- Original Japanese Boxart (for Sega Saturn)
- Developer(s): AIC Spirits Increment P Corp. [ja]
- Publisher(s): Increment P Corp.
- Artist(s): Sugiyama Genshō [ja]
- Platform(s): Sega Saturn, PC
- Release: JP: March 19, 1998;
- Genre(s): Role-playing game

= Princess Quest =

1998 video game

Princess Quest (プリンセスクエスト, Purinsesu Kuesuto) is a Japanese video game published in 1998 for the Sega Saturn system. It was subsequently ported to PC under the title Princess Quest R (プリンセスクエストR, Purinsesu Kuesuto R).

The story is set in the Dharma Kingdom, and involves the theft of a jewel. Clues must be sought after in dungeons, castles, and towns, until the true culprit is found.

== Development ==
The game was illustrated by Sugiyama Genshō. It was based on a 1996 audio drama of the same name. The game was developed by AIC Spirits and Increment P Corp.

== Gameplay ==
Princess Quest is an action role playing game.

While the gameplay can be described as a classic turn-based role-playing video game, the main focus of the game is on interacting with the non-player characters and discovering what they are up to.
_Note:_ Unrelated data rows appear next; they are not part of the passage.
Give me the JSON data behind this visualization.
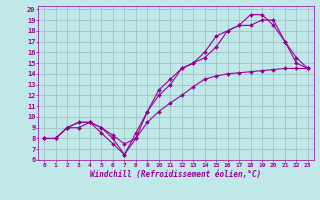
{
  "xlabel": "Windchill (Refroidissement éolien,°C)",
  "bg_color": "#c0e8e8",
  "line_color": "#990099",
  "grid_color": "#99bbbb",
  "xlim": [
    -0.5,
    23.5
  ],
  "ylim": [
    6,
    20.3
  ],
  "xticks": [
    0,
    1,
    2,
    3,
    4,
    5,
    6,
    7,
    8,
    9,
    10,
    11,
    12,
    13,
    14,
    15,
    16,
    17,
    18,
    19,
    20,
    21,
    22,
    23
  ],
  "yticks": [
    6,
    7,
    8,
    9,
    10,
    11,
    12,
    13,
    14,
    15,
    16,
    17,
    18,
    19,
    20
  ],
  "series": [
    {
      "x": [
        0,
        1,
        2,
        3,
        4,
        5,
        6,
        7,
        8,
        9,
        10,
        11,
        12,
        13,
        14,
        15,
        16,
        17,
        18,
        19,
        20,
        21,
        22,
        23
      ],
      "y": [
        8.0,
        8.0,
        9.0,
        9.0,
        9.5,
        9.0,
        8.3,
        7.5,
        8.0,
        9.5,
        10.5,
        11.3,
        12.0,
        12.8,
        13.5,
        13.8,
        14.0,
        14.1,
        14.2,
        14.3,
        14.4,
        14.5,
        14.5,
        14.5
      ]
    },
    {
      "x": [
        0,
        1,
        2,
        3,
        4,
        5,
        6,
        7,
        8,
        9,
        10,
        11,
        12,
        13,
        14,
        15,
        16,
        17,
        18,
        19,
        20,
        21,
        22,
        23
      ],
      "y": [
        8.0,
        8.0,
        9.0,
        9.5,
        9.5,
        8.5,
        7.5,
        6.5,
        8.5,
        10.5,
        12.5,
        13.5,
        14.5,
        15.0,
        15.5,
        16.5,
        18.0,
        18.5,
        18.5,
        19.0,
        19.0,
        17.0,
        15.5,
        14.5
      ]
    },
    {
      "x": [
        0,
        1,
        2,
        3,
        4,
        5,
        6,
        7,
        8,
        9,
        10,
        11,
        12,
        13,
        14,
        15,
        16,
        17,
        18,
        19,
        20,
        21,
        22,
        23
      ],
      "y": [
        8.0,
        8.0,
        9.0,
        9.5,
        9.5,
        9.0,
        8.0,
        6.5,
        8.0,
        10.5,
        12.0,
        13.0,
        14.5,
        15.0,
        16.0,
        17.5,
        18.0,
        18.5,
        19.5,
        19.5,
        18.5,
        17.0,
        15.0,
        14.5
      ]
    }
  ]
}
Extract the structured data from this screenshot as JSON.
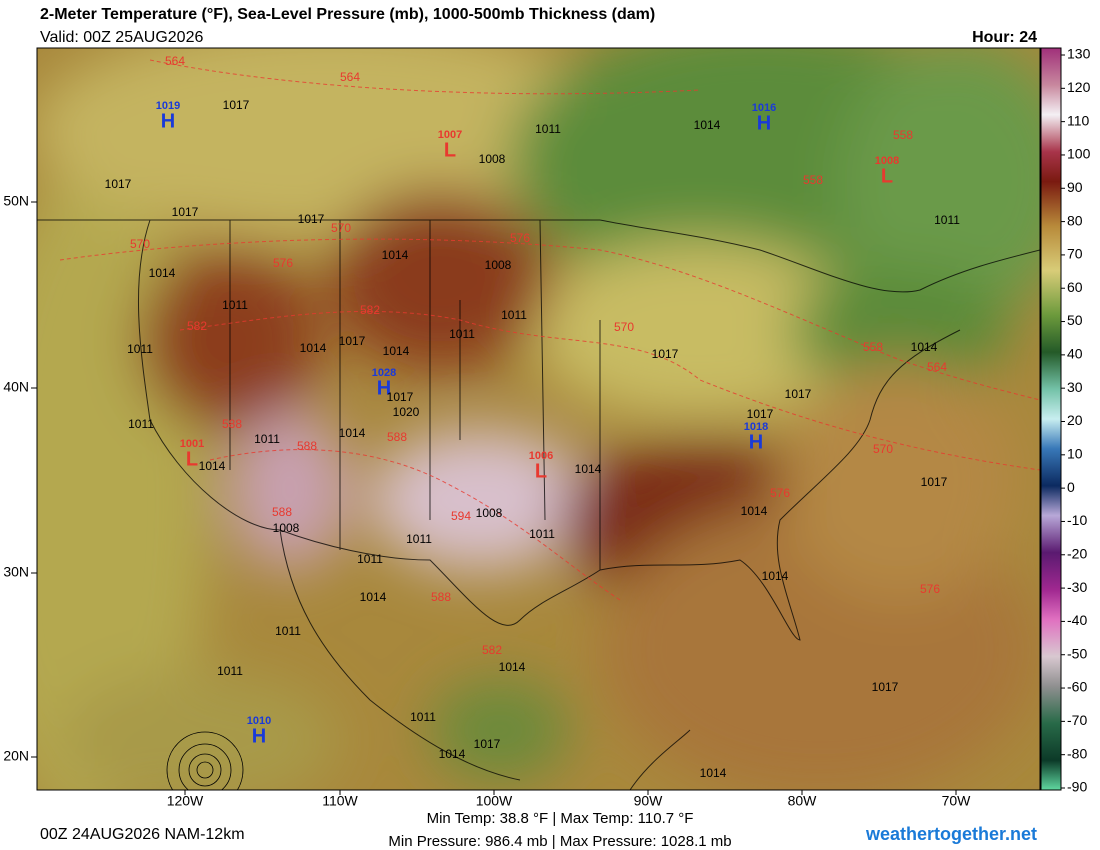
{
  "header": {
    "title": "2-Meter Temperature (°F), Sea-Level Pressure (mb), 1000-500mb Thickness (dam)",
    "valid": "Valid: 00Z 25AUG2026",
    "hour": "Hour: 24"
  },
  "colorbar": {
    "ticks": [
      130,
      120,
      110,
      100,
      90,
      80,
      70,
      60,
      50,
      40,
      30,
      20,
      10,
      0,
      -10,
      -20,
      -30,
      -40,
      -50,
      -60,
      -70,
      -80,
      -90
    ]
  },
  "latitude_labels": [
    "50N",
    "40N",
    "30N",
    "20N"
  ],
  "longitude_labels": [
    "120W",
    "110W",
    "100W",
    "90W",
    "80W",
    "70W"
  ],
  "pressure_centers": [
    {
      "letter": "H",
      "value": 1019
    },
    {
      "letter": "H",
      "value": 1016
    },
    {
      "letter": "L",
      "value": 1007
    },
    {
      "letter": "L",
      "value": 1008
    },
    {
      "letter": "H",
      "value": 1028
    },
    {
      "letter": "L",
      "value": 1006
    },
    {
      "letter": "H",
      "value": 1018
    },
    {
      "letter": "L",
      "value": 1001
    },
    {
      "letter": "H",
      "value": 1010
    }
  ],
  "isobar_labels": [
    1017,
    1011,
    1014,
    1008,
    1017,
    1017,
    1017,
    1011,
    1014,
    1008,
    1014,
    1011,
    1011,
    1011,
    1017,
    1014,
    1014,
    1011,
    1017,
    1014,
    1017,
    1020,
    1017,
    1017,
    1014,
    1011,
    1014,
    1014,
    1017,
    1008,
    1008,
    1014,
    1011,
    1011,
    1011,
    1014,
    1014,
    1011,
    1011,
    1014,
    1017,
    1011,
    1017,
    1014,
    1014,
    1011
  ],
  "thickness_labels": [
    564,
    564,
    558,
    558,
    570,
    576,
    570,
    576,
    582,
    582,
    570,
    558,
    564,
    588,
    588,
    588,
    570,
    576,
    588,
    594,
    588,
    582,
    576
  ],
  "footer": {
    "run": "00Z 24AUG2026 NAM-12km",
    "temp_stats": "Min Temp:  38.8 °F | Max Temp: 110.7 °F",
    "pressure_stats": "Min Pressure: 986.4 mb | Max Pressure: 1028.1 mb",
    "site": "weathertogether.net"
  }
}
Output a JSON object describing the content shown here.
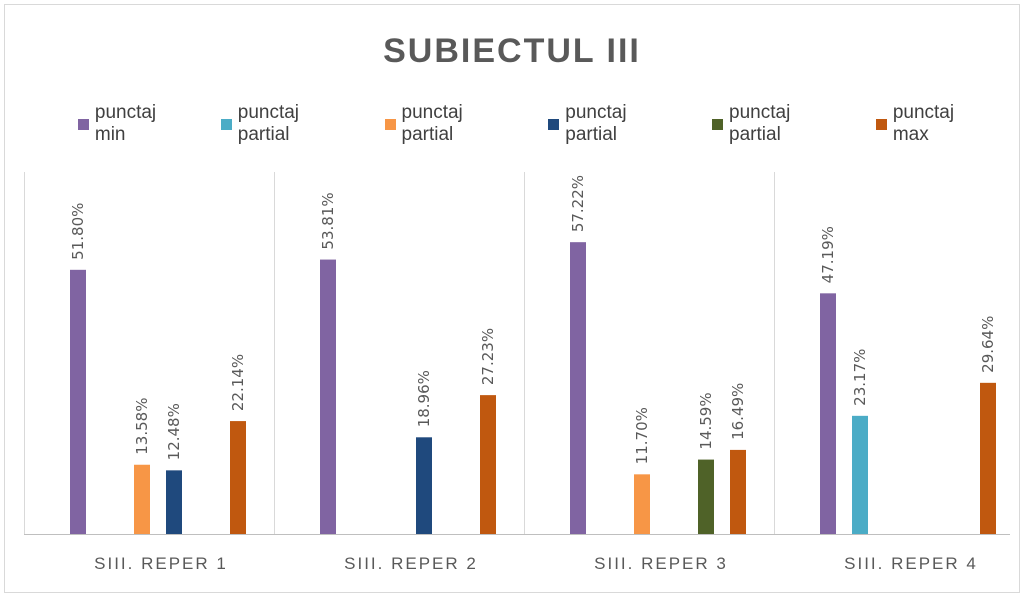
{
  "chart_data": {
    "type": "bar",
    "title": "SUBIECTUL III",
    "xlabel": "",
    "ylabel": "",
    "ylim": [
      0,
      70
    ],
    "grid": false,
    "legend_position": "top",
    "categories": [
      "SIII. REPER 1",
      "SIII. REPER 2",
      "SIII. REPER 3",
      "SIII. REPER 4"
    ],
    "series": [
      {
        "name": "punctaj min",
        "color": "#8064a2",
        "values": [
          51.8,
          53.81,
          57.22,
          47.19
        ]
      },
      {
        "name": "punctaj partial",
        "color": "#4bacc6",
        "values": [
          null,
          null,
          null,
          23.17
        ]
      },
      {
        "name": "punctaj partial",
        "color": "#f79646",
        "values": [
          13.58,
          null,
          11.7,
          null
        ]
      },
      {
        "name": "punctaj partial",
        "color": "#1f497d",
        "values": [
          12.48,
          18.96,
          null,
          null
        ]
      },
      {
        "name": "punctaj partial",
        "color": "#4f6228",
        "values": [
          null,
          null,
          14.59,
          null
        ]
      },
      {
        "name": "punctaj max",
        "color": "#c0580f",
        "values": [
          22.14,
          27.23,
          16.49,
          29.64
        ]
      }
    ],
    "data_labels": {
      "format": "percent_2dp",
      "strings": [
        [
          "51.80%",
          "",
          "13.58%",
          "12.48%",
          "",
          "22.14%"
        ],
        [
          "53.81%",
          "",
          "",
          "18.96%",
          "",
          "27.23%"
        ],
        [
          "57.22%",
          "",
          "11.70%",
          "",
          "14.59%",
          "16.49%"
        ],
        [
          "47.19%",
          "23.17%",
          "",
          "",
          "",
          "29.64%"
        ]
      ]
    }
  }
}
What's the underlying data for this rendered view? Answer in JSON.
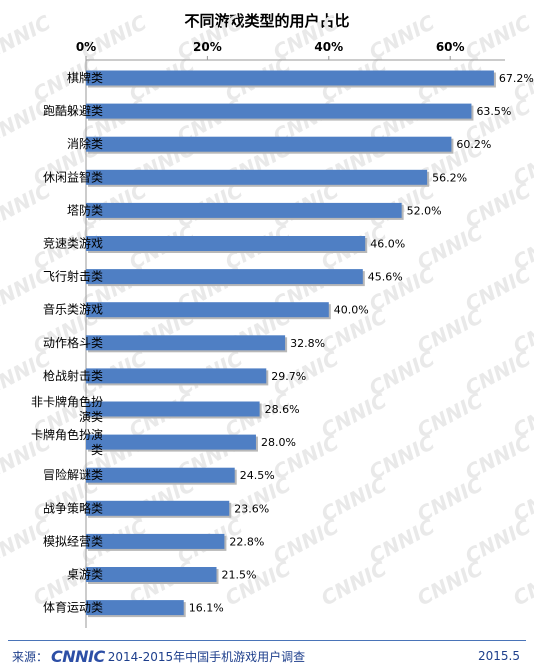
{
  "chart_data": {
    "type": "bar",
    "orientation": "horizontal",
    "title": "不同游戏类型的用户占比",
    "categories": [
      "棋牌类",
      "跑酷躲避类",
      "消除类",
      "休闲益智类",
      "塔防类",
      "竞速类游戏",
      "飞行射击类",
      "音乐类游戏",
      "动作格斗类",
      "枪战射击类",
      "非卡牌角色扮演类",
      "卡牌角色扮演类",
      "冒险解谜类",
      "战争策略类",
      "模拟经营类",
      "桌游类",
      "体育运动类"
    ],
    "values": [
      67.2,
      63.5,
      60.2,
      56.2,
      52.0,
      46.0,
      45.6,
      40.0,
      32.8,
      29.7,
      28.6,
      28.0,
      24.5,
      23.6,
      22.8,
      21.5,
      16.1
    ],
    "value_labels": [
      "67.2%",
      "63.5%",
      "60.2%",
      "56.2%",
      "52.0%",
      "46.0%",
      "45.6%",
      "40.0%",
      "32.8%",
      "29.7%",
      "28.6%",
      "28.0%",
      "24.5%",
      "23.6%",
      "22.8%",
      "21.5%",
      "16.1%"
    ],
    "x_ticks": [
      {
        "value": 0,
        "label": "0%"
      },
      {
        "value": 20,
        "label": "20%"
      },
      {
        "value": 40,
        "label": "40%"
      },
      {
        "value": 60,
        "label": "60%"
      }
    ],
    "xlim": [
      0,
      70
    ],
    "axis_position": "top",
    "grid": false,
    "legend": "none",
    "bar_color": "#4f7fc4",
    "watermark": "CNNIC"
  },
  "footer": {
    "source_prefix": "来源：",
    "logo": "CNNIC",
    "source_text": "2014-2015年中国手机游戏用户调查",
    "date": "2015.5"
  }
}
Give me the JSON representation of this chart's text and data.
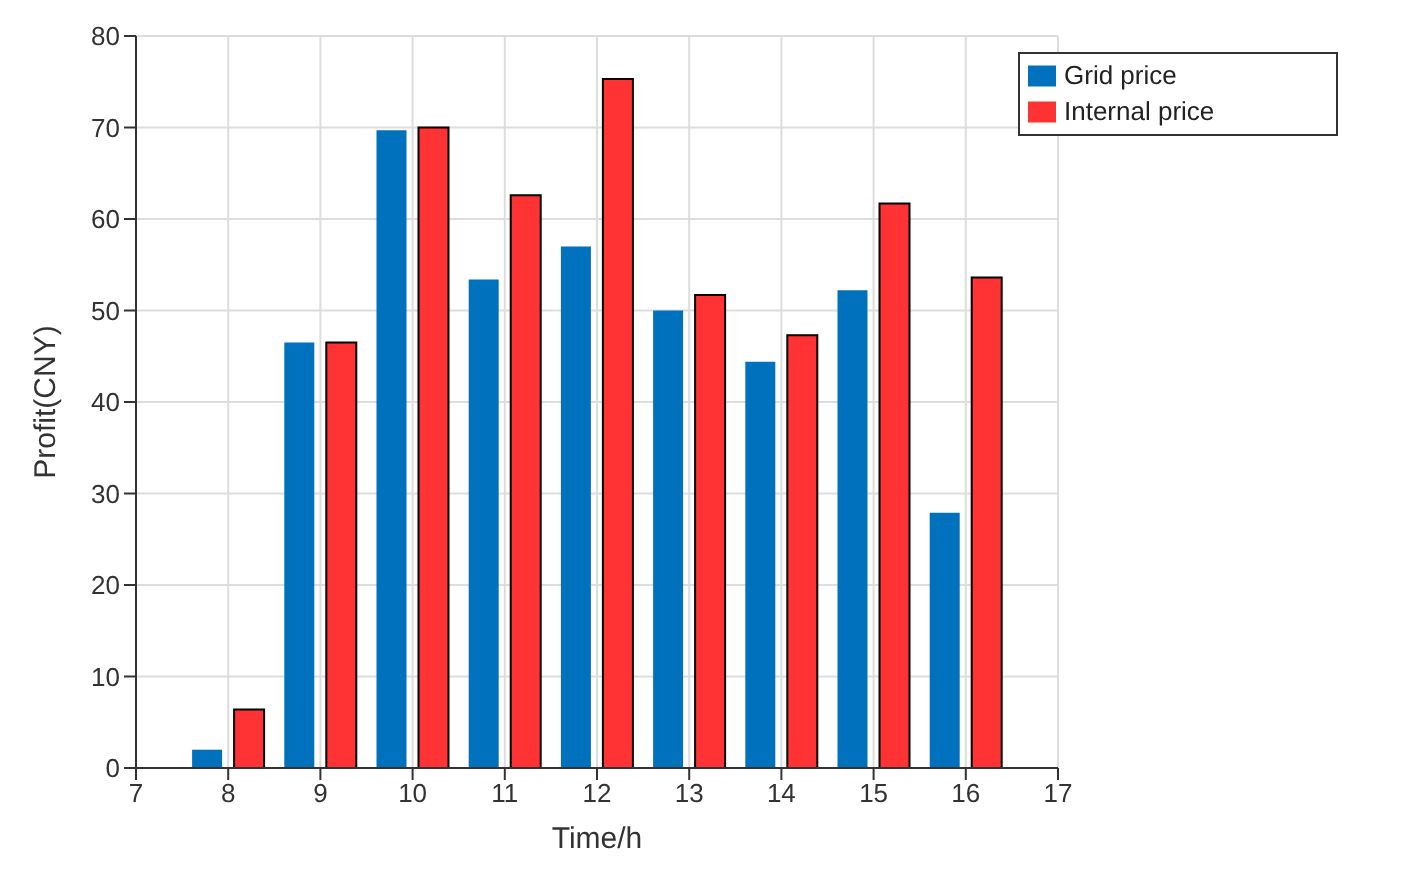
{
  "chart_data": {
    "type": "bar",
    "xlabel": "Time/h",
    "ylabel": "Profit(CNY)",
    "x": [
      8,
      9,
      10,
      11,
      12,
      13,
      14,
      15,
      16
    ],
    "series": [
      {
        "name": "Grid price",
        "color": "#0072bd",
        "values": [
          2,
          46.5,
          69.7,
          53.4,
          57,
          50,
          44.4,
          52.2,
          27.9
        ]
      },
      {
        "name": "Internal price",
        "color": "#ff3333",
        "values": [
          6.4,
          46.5,
          70,
          62.6,
          75.3,
          51.7,
          47.3,
          61.7,
          53.6
        ]
      }
    ],
    "xlim": [
      7,
      17
    ],
    "xticks": [
      7,
      8,
      9,
      10,
      11,
      12,
      13,
      14,
      15,
      16,
      17
    ],
    "ylim": [
      0,
      80
    ],
    "yticks": [
      0,
      10,
      20,
      30,
      40,
      50,
      60,
      70,
      80
    ],
    "grid": true,
    "legend": "top right"
  }
}
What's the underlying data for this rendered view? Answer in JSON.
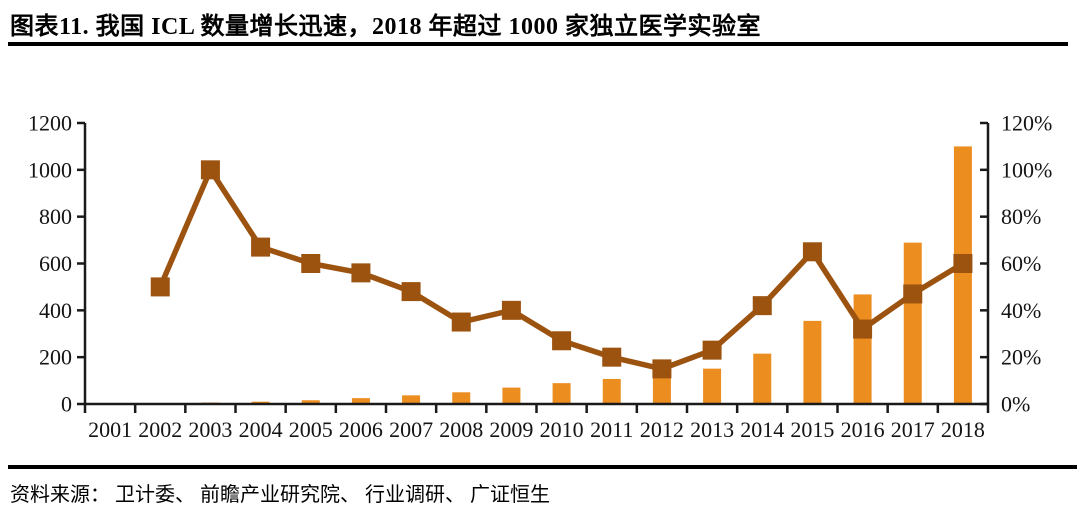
{
  "figure": {
    "title": "图表11.  我国 ICL 数量增长迅速，2018 年超过 1000 家独立医学实验室",
    "source": "资料来源： 卫计委、 前瞻产业研究院、 行业调研、 广证恒生"
  },
  "colors": {
    "bar": "#EC8D1F",
    "line": "#9C5310",
    "axis": "#1a1a1a",
    "text": "#141414",
    "rule": "#000000"
  },
  "chart_data": {
    "type": "combo-bar-line",
    "categories": [
      "2001",
      "2002",
      "2003",
      "2004",
      "2005",
      "2006",
      "2007",
      "2008",
      "2009",
      "2010",
      "2011",
      "2012",
      "2013",
      "2014",
      "2015",
      "2016",
      "2017",
      "2018"
    ],
    "series": [
      {
        "name": "ICL count (orange bars, left axis)",
        "type": "bar",
        "axis": "left",
        "values": [
          2,
          3,
          6,
          10,
          16,
          25,
          37,
          50,
          70,
          89,
          107,
          123,
          151,
          215,
          355,
          468,
          689,
          1100
        ]
      },
      {
        "name": "YoY growth rate (brown line with square markers, right axis)",
        "type": "line",
        "axis": "right",
        "values": [
          null,
          50,
          100,
          67,
          60,
          56,
          48,
          35,
          40,
          27,
          20,
          15,
          23,
          42,
          65,
          32,
          47,
          60
        ]
      }
    ],
    "left_axis": {
      "min": 0,
      "max": 1200,
      "step": 200,
      "tick_labels": [
        "0",
        "200",
        "400",
        "600",
        "800",
        "1000",
        "1200"
      ]
    },
    "right_axis": {
      "min": 0,
      "max": 120,
      "step": 20,
      "tick_labels": [
        "0%",
        "20%",
        "40%",
        "60%",
        "80%",
        "100%",
        "120%"
      ]
    },
    "grid": false,
    "legend": null
  }
}
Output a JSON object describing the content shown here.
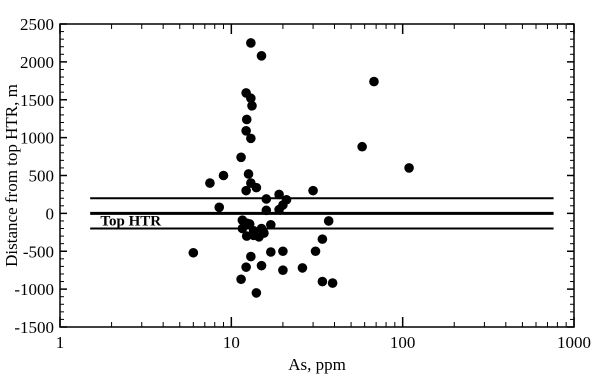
{
  "chart_data": {
    "type": "scatter",
    "title": "",
    "xlabel": "As, ppm",
    "ylabel": "Distance from top HTR, m",
    "x_scale": "log",
    "xlim": [
      1,
      1000
    ],
    "ylim": [
      -1500,
      2500
    ],
    "x_ticks": [
      1,
      10,
      100,
      1000
    ],
    "x_tick_labels": [
      "1",
      "10",
      "100",
      "1000"
    ],
    "y_ticks": [
      -1500,
      -1000,
      -500,
      0,
      500,
      1000,
      1500,
      2000,
      2500
    ],
    "y_tick_labels": [
      "-1500",
      "-1000",
      "-500",
      "0",
      "500",
      "1000",
      "1500",
      "2000",
      "2500"
    ],
    "grid": false,
    "reference_lines": [
      {
        "y": 200
      },
      {
        "y": 0,
        "label": "Top HTR"
      },
      {
        "y": -200
      }
    ],
    "points": [
      {
        "x": 13,
        "y": 2250
      },
      {
        "x": 15,
        "y": 2080
      },
      {
        "x": 68,
        "y": 1740
      },
      {
        "x": 12.2,
        "y": 1590
      },
      {
        "x": 13,
        "y": 1520
      },
      {
        "x": 13.2,
        "y": 1420
      },
      {
        "x": 12.3,
        "y": 1240
      },
      {
        "x": 12.2,
        "y": 1090
      },
      {
        "x": 13,
        "y": 990
      },
      {
        "x": 58,
        "y": 880
      },
      {
        "x": 11.4,
        "y": 740
      },
      {
        "x": 109,
        "y": 600
      },
      {
        "x": 9,
        "y": 500
      },
      {
        "x": 12.6,
        "y": 520
      },
      {
        "x": 7.5,
        "y": 400
      },
      {
        "x": 13,
        "y": 400
      },
      {
        "x": 14,
        "y": 340
      },
      {
        "x": 12.2,
        "y": 300
      },
      {
        "x": 30,
        "y": 300
      },
      {
        "x": 19,
        "y": 250
      },
      {
        "x": 16,
        "y": 190
      },
      {
        "x": 21,
        "y": 180
      },
      {
        "x": 8.5,
        "y": 80
      },
      {
        "x": 20,
        "y": 110
      },
      {
        "x": 16,
        "y": 40
      },
      {
        "x": 19,
        "y": 50
      },
      {
        "x": 11.6,
        "y": -90
      },
      {
        "x": 37,
        "y": -100
      },
      {
        "x": 12.3,
        "y": -130
      },
      {
        "x": 12.8,
        "y": -140
      },
      {
        "x": 17,
        "y": -150
      },
      {
        "x": 11.6,
        "y": -200
      },
      {
        "x": 13.5,
        "y": -230
      },
      {
        "x": 15,
        "y": -200
      },
      {
        "x": 12.3,
        "y": -300
      },
      {
        "x": 13.5,
        "y": -290
      },
      {
        "x": 14.5,
        "y": -310
      },
      {
        "x": 15.5,
        "y": -260
      },
      {
        "x": 34,
        "y": -340
      },
      {
        "x": 6,
        "y": -520
      },
      {
        "x": 13,
        "y": -570
      },
      {
        "x": 17,
        "y": -510
      },
      {
        "x": 20,
        "y": -500
      },
      {
        "x": 31,
        "y": -500
      },
      {
        "x": 12.2,
        "y": -710
      },
      {
        "x": 15,
        "y": -690
      },
      {
        "x": 20,
        "y": -750
      },
      {
        "x": 26,
        "y": -720
      },
      {
        "x": 11.4,
        "y": -870
      },
      {
        "x": 34,
        "y": -900
      },
      {
        "x": 39,
        "y": -920
      },
      {
        "x": 14,
        "y": -1050
      }
    ]
  }
}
Princess Quest features several short anime video clips, as well as spoken dialog (in Japanese) throughout the game.

== Story ==

Five princesses from surrounding kingdoms are visiting Granmalnie Castle (グランマルニエ城), but young Prince Tapioca isn't showing much interest. Meanwhile, someone makes off with a valuable item. Queen Madeleine hires a young swordsman named Willow to investigate the theft. Willow is joined by Pal (パル), a magical creature who transforms Willow into a girl, named Will. Using this disguise, Willow tries to gain the trust of the princesses, in hopes of determining who is responsible for the theft.

==Cast==
- Willow (ウィロー, Uiro) - The young hero who comes to Granmalnie Castle. Voiced by: Shin-ichiro Miki (三木 眞一郎)
- Will (ウィル, Uiru) - Willow's female form. Voice actor: Yoko Asada (浅田 葉子)
- Pal (パル, Paru) - A cabbit who takes the form of a bracelet which effects Willow's magical transformation. Voiced by: Rei Sakuma (佐久間 レイ)
- Montblanc (モンブラン, Monburan) - King of Dilma. Voiced by: Kiyoshi Kawakubo (川久保 潔)
- Madeleine (マドレーヌ, Madorēnu) - Queen of Dilma. Voiced by: Masako Katsuki (勝生 真沙子)
- Tapioca (タピオカ, Tapioka) - Prince of Dilma. Voiced by: Emi Shinohara (篠原 恵美)
- Custard (カスタード, Kasutādo) - Princess of Rarian. Voiced by: Sakura Tange (丹下 桜)
- Millefeuille (ミルフィーユ, Mirufīyu) - Princess of Northland. Voiced by: Yuri Shiratori (白鳥 由里)
- Gelato (ジェラード, Jerādo) - Princess of Soodaresu. Voiced by: Mifuyu Hiiragi (柊 美冬)
- Churros (チェロス, Cherosu) - Princess of Rouresu. Voiced by: Ai Orikasa (折笠 愛)
- Pannacotta (パンナコッタ, Pannakotta) - Princess of Gimuria. Voiced by: Kikuko Inoue (井上 喜久子)

== Release ==
Princess Quest was released on March 19, 1998, for the Sega Saturn console in Japan. It was the re-released for the PC under the title Princess Quest R.

== Reception ==
Upon release, four reviewers from Famitsu gave it a score of 21 out of 40.